Polis Müdüriyeti, Riunione Adriatica di Sicurta Kumpanyası’nın hakaret eder bir tarzda protestoya cüret eden genel müdürünün Osmanlı sınırları dışına çıkarılmasını istedi. Son olarak Dahiliye Nezareti’nden İstanbul Polis Müdüriyeti’ne gönderilen yazıda, sigorta şirketinin protestosunun kanun dairesinde olduğu, buna hakaret manasının atfedilmesinin uygun olmayacağı, kapitülasyonların kaldırılmasını takiben yabancılara karşı ve bilhassa müttefik devletler tebaasına karşı bir müddet için müsâadekâr davranılarak mümkün mertebe şikayet ve itirazlara meydan verilmemesinin siyaset-i devlet icabından olduğu için sigorta şirketi müdürünün sınır dışı edilmesinin uygun görülmediği belirtilmiştir.
Bu yazışma I. Dünya Savaşı sırasında yaşanmıştır. Bilindiği üzere bu savaşta Avusturya Osmanlı Devleti’nin müttefikidir. Müttefik devlet tebaasına müsaadekar davranılması istenirken savaş sırasında Osmanlı karşısında yer alan Fransa’ya bağlı Union şirketi faaliyetlerinde zorlandığı için ismi Türk olan bir şirket kurmuştu.

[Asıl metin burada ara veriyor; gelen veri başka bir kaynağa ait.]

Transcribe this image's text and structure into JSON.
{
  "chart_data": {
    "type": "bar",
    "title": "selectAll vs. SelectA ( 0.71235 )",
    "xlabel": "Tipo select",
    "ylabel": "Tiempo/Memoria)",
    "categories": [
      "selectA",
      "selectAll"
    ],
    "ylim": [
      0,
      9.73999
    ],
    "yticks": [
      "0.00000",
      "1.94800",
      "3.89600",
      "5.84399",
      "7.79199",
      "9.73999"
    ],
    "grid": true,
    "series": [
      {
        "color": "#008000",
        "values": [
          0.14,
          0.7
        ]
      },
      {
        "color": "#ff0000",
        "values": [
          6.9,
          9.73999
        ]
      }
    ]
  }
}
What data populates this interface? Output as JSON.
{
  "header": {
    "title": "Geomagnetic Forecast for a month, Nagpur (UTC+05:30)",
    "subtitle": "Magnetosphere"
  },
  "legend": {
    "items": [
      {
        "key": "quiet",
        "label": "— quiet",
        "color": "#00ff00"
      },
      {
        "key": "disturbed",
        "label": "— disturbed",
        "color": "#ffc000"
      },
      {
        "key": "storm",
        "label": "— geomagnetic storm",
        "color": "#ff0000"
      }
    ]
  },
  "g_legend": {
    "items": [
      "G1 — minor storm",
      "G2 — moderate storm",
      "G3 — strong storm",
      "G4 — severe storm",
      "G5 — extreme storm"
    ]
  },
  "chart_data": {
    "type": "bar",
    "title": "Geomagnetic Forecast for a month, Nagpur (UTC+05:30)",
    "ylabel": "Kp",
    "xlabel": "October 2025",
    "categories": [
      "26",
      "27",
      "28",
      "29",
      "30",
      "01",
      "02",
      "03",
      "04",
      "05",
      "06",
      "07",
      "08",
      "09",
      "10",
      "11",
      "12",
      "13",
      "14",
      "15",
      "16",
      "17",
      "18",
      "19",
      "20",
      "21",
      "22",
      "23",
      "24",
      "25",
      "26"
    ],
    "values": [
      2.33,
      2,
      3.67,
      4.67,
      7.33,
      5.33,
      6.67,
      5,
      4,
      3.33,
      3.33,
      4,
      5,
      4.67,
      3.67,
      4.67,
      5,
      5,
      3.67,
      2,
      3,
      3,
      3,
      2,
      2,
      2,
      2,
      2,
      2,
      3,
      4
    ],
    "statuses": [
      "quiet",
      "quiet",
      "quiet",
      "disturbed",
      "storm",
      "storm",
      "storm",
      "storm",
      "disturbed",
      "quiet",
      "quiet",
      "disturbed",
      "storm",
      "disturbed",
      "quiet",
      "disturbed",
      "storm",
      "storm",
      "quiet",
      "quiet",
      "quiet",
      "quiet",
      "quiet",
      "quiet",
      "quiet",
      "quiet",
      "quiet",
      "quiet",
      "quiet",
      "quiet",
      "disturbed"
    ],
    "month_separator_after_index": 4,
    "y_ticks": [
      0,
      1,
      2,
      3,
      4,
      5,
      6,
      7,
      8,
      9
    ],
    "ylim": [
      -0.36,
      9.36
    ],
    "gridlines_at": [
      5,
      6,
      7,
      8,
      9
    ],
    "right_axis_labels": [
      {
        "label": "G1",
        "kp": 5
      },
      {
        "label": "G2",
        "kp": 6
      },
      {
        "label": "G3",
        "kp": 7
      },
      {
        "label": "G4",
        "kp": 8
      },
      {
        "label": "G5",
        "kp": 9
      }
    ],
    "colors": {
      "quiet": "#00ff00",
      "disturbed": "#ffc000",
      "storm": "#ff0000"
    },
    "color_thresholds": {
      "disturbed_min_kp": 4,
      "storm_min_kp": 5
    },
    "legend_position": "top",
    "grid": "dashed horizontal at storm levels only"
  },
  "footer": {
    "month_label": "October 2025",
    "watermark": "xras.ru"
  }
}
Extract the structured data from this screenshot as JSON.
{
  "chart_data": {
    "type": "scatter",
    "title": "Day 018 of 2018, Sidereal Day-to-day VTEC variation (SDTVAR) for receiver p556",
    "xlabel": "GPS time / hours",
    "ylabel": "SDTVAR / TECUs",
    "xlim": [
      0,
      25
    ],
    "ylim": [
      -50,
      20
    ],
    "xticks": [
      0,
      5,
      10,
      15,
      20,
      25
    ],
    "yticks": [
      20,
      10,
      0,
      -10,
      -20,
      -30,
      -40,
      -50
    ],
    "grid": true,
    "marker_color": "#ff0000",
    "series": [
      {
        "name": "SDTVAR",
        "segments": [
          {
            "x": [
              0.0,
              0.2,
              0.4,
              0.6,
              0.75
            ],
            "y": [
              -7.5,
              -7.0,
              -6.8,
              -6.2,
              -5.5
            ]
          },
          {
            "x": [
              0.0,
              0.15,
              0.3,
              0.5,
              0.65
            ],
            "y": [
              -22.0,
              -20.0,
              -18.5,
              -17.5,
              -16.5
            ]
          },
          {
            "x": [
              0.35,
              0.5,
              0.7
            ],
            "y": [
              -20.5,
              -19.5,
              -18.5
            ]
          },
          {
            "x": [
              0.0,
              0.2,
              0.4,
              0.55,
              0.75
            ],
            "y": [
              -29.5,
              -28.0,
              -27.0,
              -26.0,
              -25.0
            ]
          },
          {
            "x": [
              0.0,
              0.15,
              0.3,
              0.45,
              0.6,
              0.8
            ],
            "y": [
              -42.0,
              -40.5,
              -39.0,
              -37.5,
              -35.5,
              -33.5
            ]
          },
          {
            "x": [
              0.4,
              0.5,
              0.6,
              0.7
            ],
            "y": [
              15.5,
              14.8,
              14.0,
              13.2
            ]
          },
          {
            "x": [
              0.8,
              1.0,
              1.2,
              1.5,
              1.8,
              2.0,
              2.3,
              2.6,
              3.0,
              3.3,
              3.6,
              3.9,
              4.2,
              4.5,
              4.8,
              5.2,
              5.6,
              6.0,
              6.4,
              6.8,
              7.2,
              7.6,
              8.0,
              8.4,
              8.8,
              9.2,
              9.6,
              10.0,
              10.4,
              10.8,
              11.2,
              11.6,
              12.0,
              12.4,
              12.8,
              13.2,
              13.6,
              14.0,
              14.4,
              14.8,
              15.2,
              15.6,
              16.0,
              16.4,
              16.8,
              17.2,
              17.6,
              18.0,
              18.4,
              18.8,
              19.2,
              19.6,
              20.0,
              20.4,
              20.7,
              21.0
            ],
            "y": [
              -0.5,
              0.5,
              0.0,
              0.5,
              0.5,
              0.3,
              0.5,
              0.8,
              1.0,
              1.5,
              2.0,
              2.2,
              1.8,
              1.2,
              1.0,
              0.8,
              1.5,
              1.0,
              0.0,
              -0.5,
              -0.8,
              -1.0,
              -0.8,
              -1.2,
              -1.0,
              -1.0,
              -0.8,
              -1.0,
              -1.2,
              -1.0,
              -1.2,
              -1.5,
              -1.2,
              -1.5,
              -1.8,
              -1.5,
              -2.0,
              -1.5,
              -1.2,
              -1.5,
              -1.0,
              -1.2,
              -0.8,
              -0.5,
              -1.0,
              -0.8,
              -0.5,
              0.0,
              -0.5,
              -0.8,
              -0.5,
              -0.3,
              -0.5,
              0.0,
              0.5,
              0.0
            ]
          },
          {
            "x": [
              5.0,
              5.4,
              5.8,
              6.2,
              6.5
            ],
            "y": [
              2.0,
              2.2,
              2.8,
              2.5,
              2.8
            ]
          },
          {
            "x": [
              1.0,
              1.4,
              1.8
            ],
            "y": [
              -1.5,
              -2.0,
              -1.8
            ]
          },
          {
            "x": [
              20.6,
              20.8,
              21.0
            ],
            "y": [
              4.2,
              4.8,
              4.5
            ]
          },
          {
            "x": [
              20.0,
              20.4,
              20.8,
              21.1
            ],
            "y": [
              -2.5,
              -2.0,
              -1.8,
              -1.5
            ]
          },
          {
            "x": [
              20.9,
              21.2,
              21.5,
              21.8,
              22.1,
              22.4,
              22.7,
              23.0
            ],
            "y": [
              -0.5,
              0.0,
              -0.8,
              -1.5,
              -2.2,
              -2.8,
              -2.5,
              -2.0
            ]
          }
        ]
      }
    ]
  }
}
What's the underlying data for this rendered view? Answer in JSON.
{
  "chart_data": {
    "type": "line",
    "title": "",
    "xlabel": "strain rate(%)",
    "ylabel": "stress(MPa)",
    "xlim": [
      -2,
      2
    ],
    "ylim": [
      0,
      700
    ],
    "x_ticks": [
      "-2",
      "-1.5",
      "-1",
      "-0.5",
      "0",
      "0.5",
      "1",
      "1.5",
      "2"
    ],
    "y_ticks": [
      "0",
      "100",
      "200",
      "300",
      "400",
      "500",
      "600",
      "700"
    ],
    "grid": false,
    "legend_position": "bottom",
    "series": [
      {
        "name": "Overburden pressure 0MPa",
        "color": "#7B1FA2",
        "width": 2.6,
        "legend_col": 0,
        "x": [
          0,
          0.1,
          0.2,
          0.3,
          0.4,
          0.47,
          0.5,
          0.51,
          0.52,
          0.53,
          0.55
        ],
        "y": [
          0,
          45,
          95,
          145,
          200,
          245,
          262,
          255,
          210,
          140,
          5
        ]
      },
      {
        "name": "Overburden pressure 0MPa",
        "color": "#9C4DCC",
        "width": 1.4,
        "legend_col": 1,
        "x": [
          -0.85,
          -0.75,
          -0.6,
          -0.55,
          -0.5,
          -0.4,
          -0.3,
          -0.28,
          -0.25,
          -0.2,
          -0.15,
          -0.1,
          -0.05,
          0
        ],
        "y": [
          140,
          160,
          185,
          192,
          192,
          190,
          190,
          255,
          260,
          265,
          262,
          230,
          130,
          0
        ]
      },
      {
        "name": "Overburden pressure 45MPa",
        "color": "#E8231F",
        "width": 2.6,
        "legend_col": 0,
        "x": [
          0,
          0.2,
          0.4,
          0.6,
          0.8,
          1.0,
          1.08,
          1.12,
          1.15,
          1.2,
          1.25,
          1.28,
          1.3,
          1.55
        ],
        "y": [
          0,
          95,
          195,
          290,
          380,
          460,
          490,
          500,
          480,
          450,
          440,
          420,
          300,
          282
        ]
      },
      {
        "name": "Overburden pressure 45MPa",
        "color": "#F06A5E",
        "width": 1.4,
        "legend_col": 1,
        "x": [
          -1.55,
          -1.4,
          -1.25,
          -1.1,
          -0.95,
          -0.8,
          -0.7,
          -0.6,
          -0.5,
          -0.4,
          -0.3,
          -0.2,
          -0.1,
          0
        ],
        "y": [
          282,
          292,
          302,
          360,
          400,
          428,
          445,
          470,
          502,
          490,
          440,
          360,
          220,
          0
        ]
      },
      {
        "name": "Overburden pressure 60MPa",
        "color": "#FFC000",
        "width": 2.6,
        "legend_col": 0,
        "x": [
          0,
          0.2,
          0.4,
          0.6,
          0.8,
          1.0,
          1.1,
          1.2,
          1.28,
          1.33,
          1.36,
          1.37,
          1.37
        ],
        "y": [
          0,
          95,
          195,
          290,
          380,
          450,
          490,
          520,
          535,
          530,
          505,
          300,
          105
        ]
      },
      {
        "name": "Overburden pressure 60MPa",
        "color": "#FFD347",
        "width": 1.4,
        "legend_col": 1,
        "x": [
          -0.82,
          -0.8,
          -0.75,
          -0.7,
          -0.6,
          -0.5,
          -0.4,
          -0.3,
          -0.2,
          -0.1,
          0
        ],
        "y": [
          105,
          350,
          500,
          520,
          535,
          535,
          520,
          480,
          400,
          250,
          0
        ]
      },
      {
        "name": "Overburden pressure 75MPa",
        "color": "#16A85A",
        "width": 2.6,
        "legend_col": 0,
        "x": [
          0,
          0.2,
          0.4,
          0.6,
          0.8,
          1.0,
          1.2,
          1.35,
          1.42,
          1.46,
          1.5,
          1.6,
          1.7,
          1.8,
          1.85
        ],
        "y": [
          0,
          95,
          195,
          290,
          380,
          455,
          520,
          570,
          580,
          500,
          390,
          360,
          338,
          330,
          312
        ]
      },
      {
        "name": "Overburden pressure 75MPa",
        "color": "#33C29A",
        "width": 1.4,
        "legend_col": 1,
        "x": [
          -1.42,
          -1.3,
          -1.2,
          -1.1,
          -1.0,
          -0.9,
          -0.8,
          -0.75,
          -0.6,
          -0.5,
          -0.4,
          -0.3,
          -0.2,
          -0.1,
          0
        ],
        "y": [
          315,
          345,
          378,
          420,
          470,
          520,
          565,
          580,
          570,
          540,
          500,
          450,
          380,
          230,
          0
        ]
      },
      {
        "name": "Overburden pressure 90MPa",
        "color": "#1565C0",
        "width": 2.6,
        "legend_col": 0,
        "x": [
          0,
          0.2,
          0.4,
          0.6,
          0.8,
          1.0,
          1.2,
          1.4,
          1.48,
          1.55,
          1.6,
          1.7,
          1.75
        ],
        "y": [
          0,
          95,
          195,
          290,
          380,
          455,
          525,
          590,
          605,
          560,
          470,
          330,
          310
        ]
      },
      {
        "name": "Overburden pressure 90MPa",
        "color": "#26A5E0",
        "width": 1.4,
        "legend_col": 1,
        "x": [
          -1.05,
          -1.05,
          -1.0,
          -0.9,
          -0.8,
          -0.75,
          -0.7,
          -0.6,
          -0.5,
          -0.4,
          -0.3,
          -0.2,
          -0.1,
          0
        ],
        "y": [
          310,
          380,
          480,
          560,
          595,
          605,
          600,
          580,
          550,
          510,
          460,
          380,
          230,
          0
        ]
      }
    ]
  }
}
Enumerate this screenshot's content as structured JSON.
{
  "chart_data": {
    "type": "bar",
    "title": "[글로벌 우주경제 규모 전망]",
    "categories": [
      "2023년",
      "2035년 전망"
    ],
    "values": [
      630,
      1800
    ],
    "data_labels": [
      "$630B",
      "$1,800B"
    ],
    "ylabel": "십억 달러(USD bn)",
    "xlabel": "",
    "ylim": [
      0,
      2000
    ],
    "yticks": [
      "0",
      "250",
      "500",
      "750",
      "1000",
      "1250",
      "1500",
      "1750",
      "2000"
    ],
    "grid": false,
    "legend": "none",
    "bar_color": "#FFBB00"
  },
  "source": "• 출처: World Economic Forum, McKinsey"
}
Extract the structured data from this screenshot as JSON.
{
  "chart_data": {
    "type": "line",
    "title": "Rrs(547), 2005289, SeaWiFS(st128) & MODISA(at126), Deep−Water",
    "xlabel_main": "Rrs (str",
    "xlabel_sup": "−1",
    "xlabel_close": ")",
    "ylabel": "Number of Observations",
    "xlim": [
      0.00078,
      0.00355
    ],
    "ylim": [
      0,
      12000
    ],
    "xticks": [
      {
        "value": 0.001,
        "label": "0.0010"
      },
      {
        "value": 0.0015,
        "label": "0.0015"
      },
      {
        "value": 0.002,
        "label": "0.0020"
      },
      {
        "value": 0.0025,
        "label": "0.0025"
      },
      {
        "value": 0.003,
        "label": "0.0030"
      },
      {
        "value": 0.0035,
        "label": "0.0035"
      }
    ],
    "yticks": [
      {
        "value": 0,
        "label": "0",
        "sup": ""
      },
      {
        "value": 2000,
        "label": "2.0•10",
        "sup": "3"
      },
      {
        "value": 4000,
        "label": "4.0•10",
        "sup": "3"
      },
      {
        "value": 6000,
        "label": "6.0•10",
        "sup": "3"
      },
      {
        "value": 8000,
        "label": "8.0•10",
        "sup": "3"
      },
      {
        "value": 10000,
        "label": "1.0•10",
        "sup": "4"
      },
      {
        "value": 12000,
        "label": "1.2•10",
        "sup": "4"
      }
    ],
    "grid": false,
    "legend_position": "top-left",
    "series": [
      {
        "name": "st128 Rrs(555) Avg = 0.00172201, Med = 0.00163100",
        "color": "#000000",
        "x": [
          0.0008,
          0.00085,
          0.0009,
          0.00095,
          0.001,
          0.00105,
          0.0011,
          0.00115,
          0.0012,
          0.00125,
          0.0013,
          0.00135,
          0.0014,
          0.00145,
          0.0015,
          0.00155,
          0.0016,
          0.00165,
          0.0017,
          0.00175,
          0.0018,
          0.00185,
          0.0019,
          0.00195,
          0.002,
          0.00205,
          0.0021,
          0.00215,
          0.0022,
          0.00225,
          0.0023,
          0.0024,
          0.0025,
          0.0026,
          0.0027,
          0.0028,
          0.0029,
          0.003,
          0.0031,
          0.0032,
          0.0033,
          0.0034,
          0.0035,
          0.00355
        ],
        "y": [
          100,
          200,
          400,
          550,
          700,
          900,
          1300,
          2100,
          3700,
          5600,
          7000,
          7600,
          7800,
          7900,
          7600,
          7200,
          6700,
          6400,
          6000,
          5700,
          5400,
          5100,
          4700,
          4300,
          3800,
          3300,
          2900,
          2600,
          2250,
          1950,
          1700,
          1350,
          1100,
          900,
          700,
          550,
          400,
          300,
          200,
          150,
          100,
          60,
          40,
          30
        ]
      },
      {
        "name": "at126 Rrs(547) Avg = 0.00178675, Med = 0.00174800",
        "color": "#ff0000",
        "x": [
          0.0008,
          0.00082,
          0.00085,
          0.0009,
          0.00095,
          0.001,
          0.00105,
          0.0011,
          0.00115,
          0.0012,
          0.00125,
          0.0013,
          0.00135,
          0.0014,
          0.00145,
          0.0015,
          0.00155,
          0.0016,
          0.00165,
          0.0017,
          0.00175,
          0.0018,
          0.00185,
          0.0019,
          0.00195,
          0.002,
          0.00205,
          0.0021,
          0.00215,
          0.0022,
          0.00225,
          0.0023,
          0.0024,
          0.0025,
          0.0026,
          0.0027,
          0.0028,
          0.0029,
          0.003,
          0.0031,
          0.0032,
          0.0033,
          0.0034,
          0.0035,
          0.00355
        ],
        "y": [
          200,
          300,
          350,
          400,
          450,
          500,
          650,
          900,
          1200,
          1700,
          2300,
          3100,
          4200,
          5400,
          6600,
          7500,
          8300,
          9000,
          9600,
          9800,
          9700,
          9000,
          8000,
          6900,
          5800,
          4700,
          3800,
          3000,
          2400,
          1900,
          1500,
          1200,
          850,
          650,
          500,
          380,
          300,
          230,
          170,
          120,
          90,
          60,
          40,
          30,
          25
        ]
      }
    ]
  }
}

I. Dünya Savaşı sırasında Müslüman Türkler de sektörde çalışmaya başladı. İhtiyat-ı Milli Hayat Sigorta Şirketi fahri başkanlığı yapan Sait Halim Paşa bu kişilerdendi. Ayrıca savaş sırasında şirket teşekkülü için Ticaret Nezareti’ne müracaat edenler de olmuştu. Ahmed Midhat ve Hamid Beyler tarafından kurulacak bir şirket için Şurâ-yı Devlet ve Meclis-i Vükelâ kararları ile ruhsat verilmişti.”